For Ivester and nearly all the people who have commented on the page, the pool and especially the diving board meant a great deal to them growing up in Belmont.
The child of working parents, "you went to the pool, everyday," Ivester said. And the diving board was "a rite of passage for all of us."
"You did your swimming test to get access to the deep end," said the president of New England Shutter Mills, who admitted failing his first "deep-end test."
"[But] when you were able to pass the test, your first victory celebration was the diving board. Thirty-five years ago for me but remember that victory dive clearly," Ivester said.
What struck Ivester and many residents and pool patrons was in their view the sudden and apparent arbitary nature of the Health Department's decision at the historic pool that celebrated its centennial last week.
Ivester said the department's decision was based less on the facts but the perception of possible injury. Noting that the department has no recorded evidence of a diver being injured impacting the pool's bottom in its history – Ivester's rough calculation estimates five million diving attempts without an injury – he and others found the department's actions to be a stretch.
"So the solution to the safe tradition that thousands of Belmontians have enjoyed for 100 years ... [is] to take down the diving board?" he asked?
And the fans on the Facebook page agree with Ivester.
"No diving at the underwood?!? What are they thinking!?!? What can I do to help Karl?" wrote one irate fan while others have printed the email address and phone number of the Health Department.

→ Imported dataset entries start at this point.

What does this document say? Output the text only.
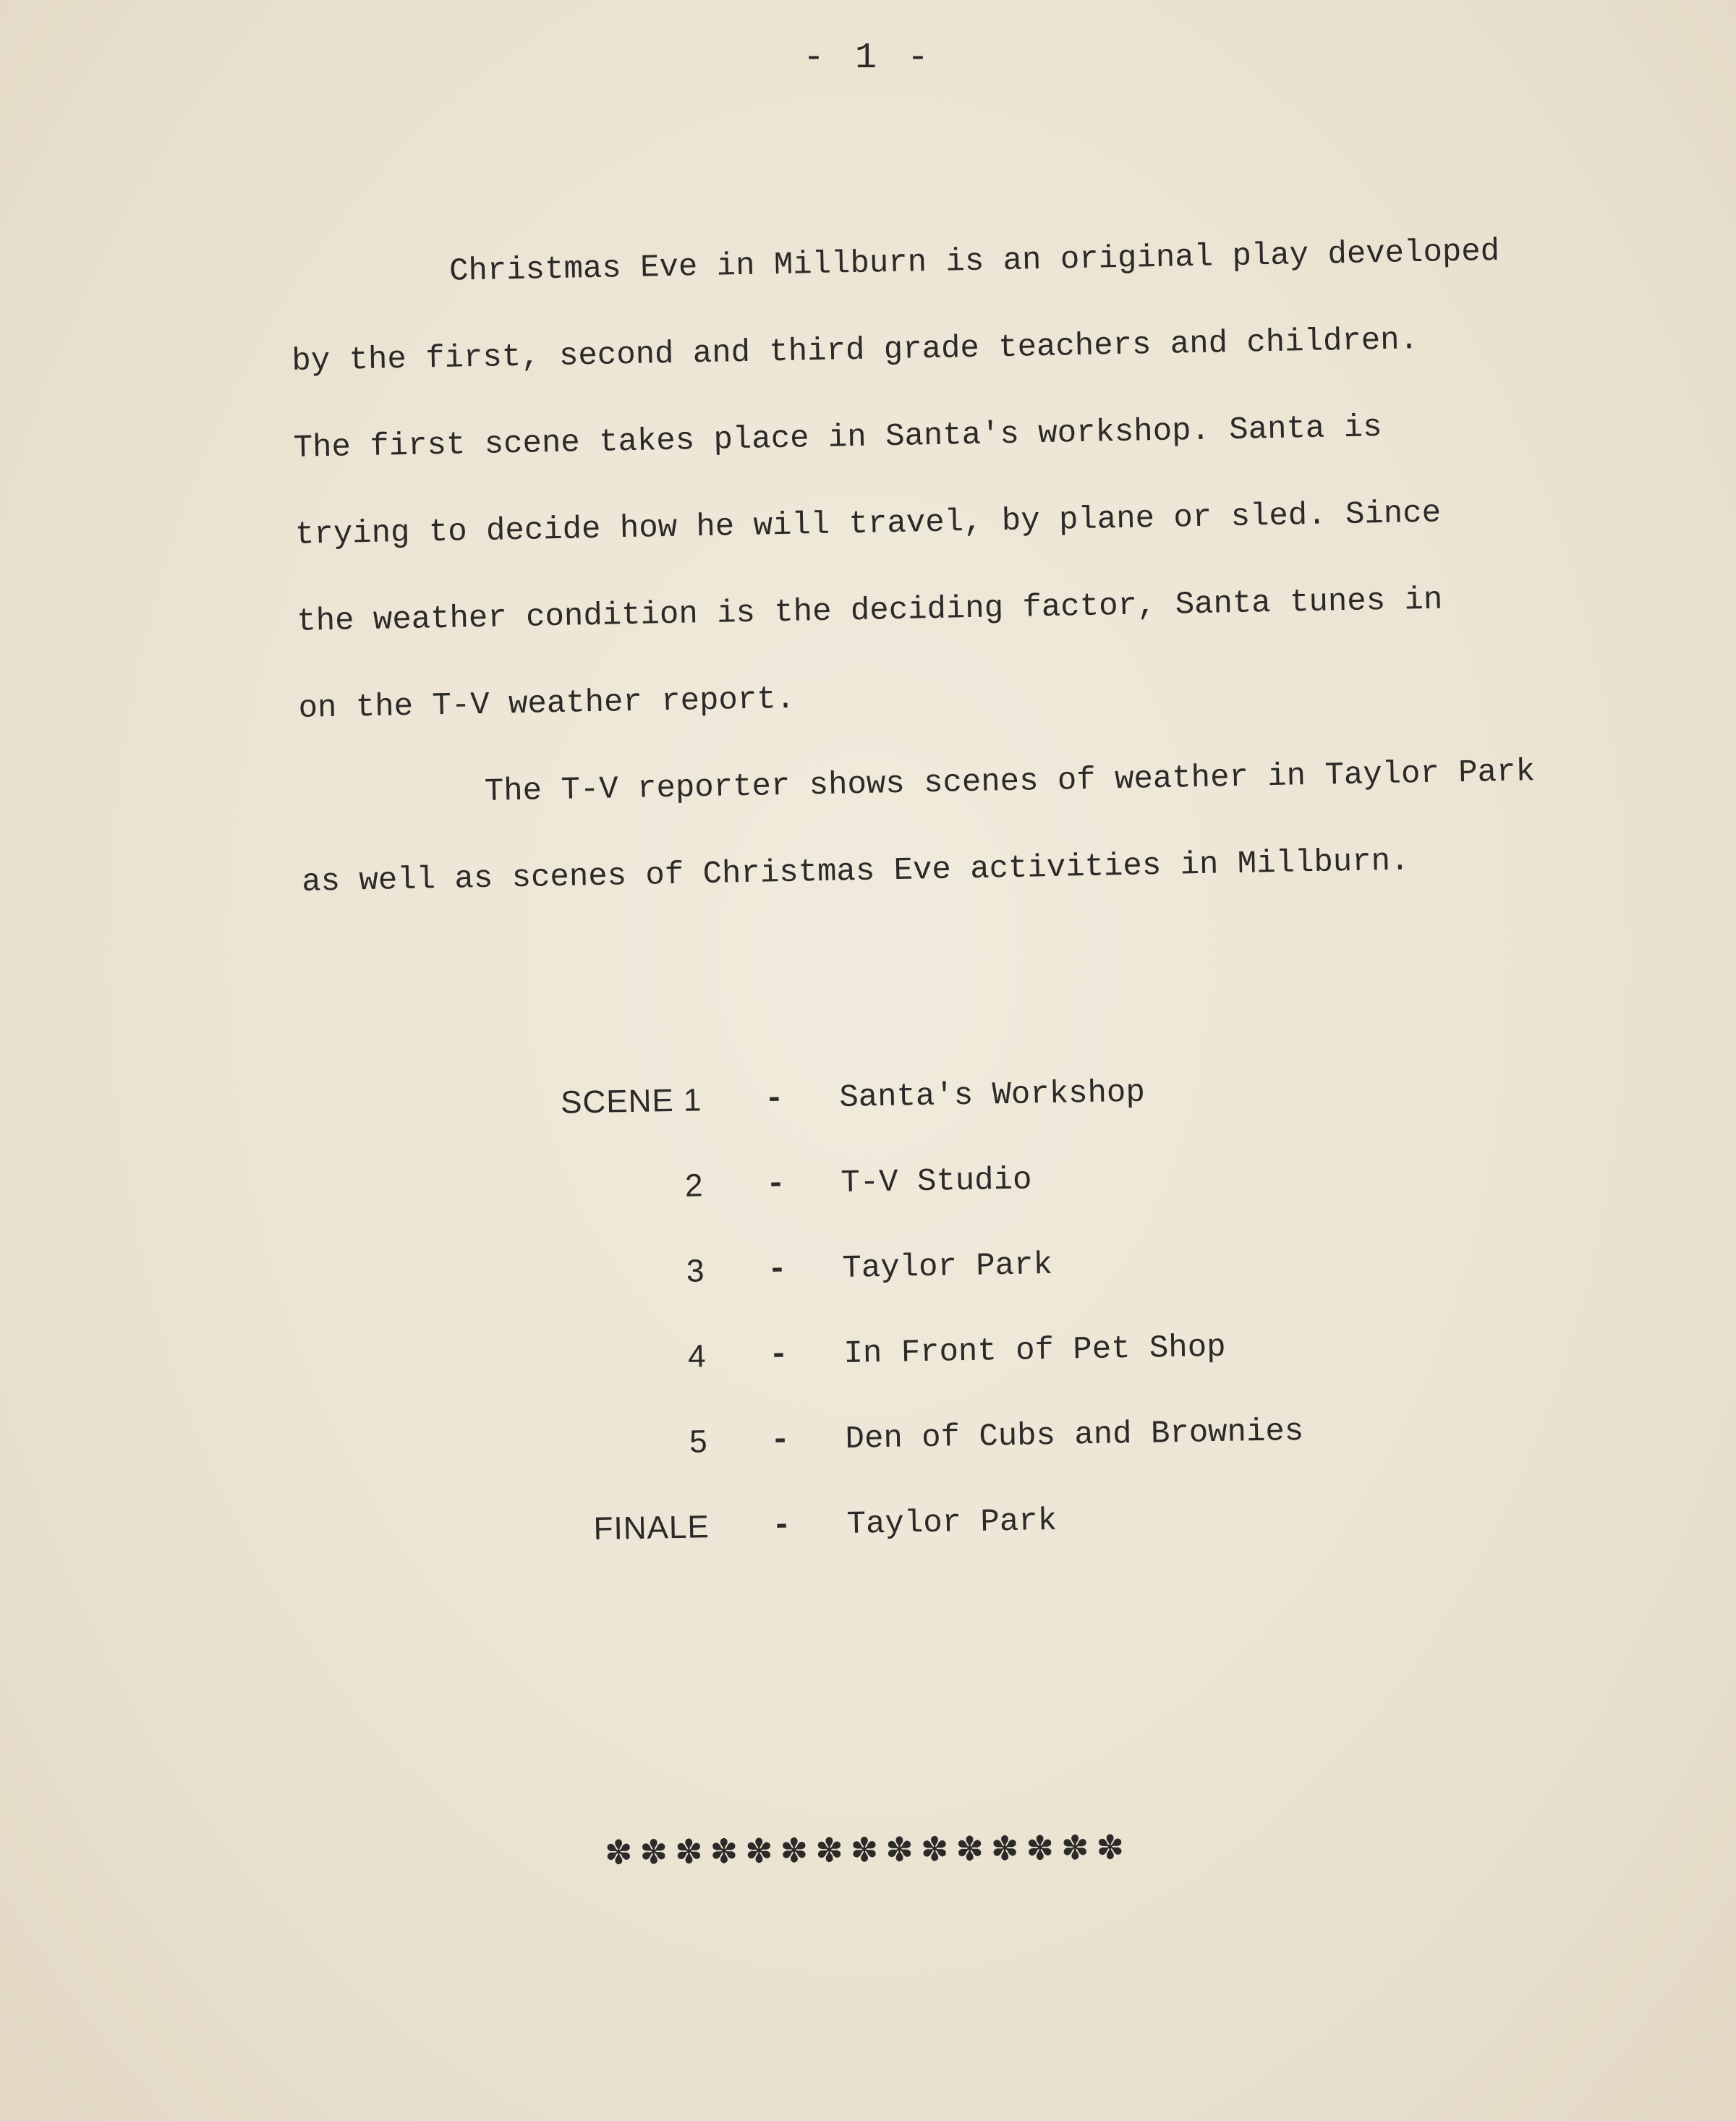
- 1 -

Christmas Eve in Millburn is an original play developed
by the first, second and third grade teachers and children.
The first scene takes place in Santa's workshop. Santa is
trying to decide how he will travel, by plane or sled. Since
the weather condition is the deciding factor, Santa tunes in
on the T-V weather report.

The T-V reporter shows scenes of weather in Taylor Park
as well as scenes of Christmas Eve activities in Millburn.

SCENE 1 - Santa's Workshop
2 - T-V Studio
3 - Taylor Park
4 - In Front of Pet Shop
5 - Den of Cubs and Brownies
FINALE - Taylor Park
✽✽✽✽✽✽✽✽✽✽✽✽✽✽✽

Ivester is not surprised by the quick and enthusiastic response to his page.
"I think we are fed up with a few scared adults taking away the freedoms and rituals we enjoyed as kids," he said.
And the movement to return the diving board will possibly reach a larger audience as Ivester will reportedly be on Michele McPhee radio show on WRKO 680 am sometime after noon to be the focus of her "Outrage of the Day" feature.
As for Ivester, he just wants his children to have the same opportunity for fun as he had several years ago.
"I would like nothing more to see my three kids smiles when they take that first victory dive of that board in middle of the Underwood Pool," he said.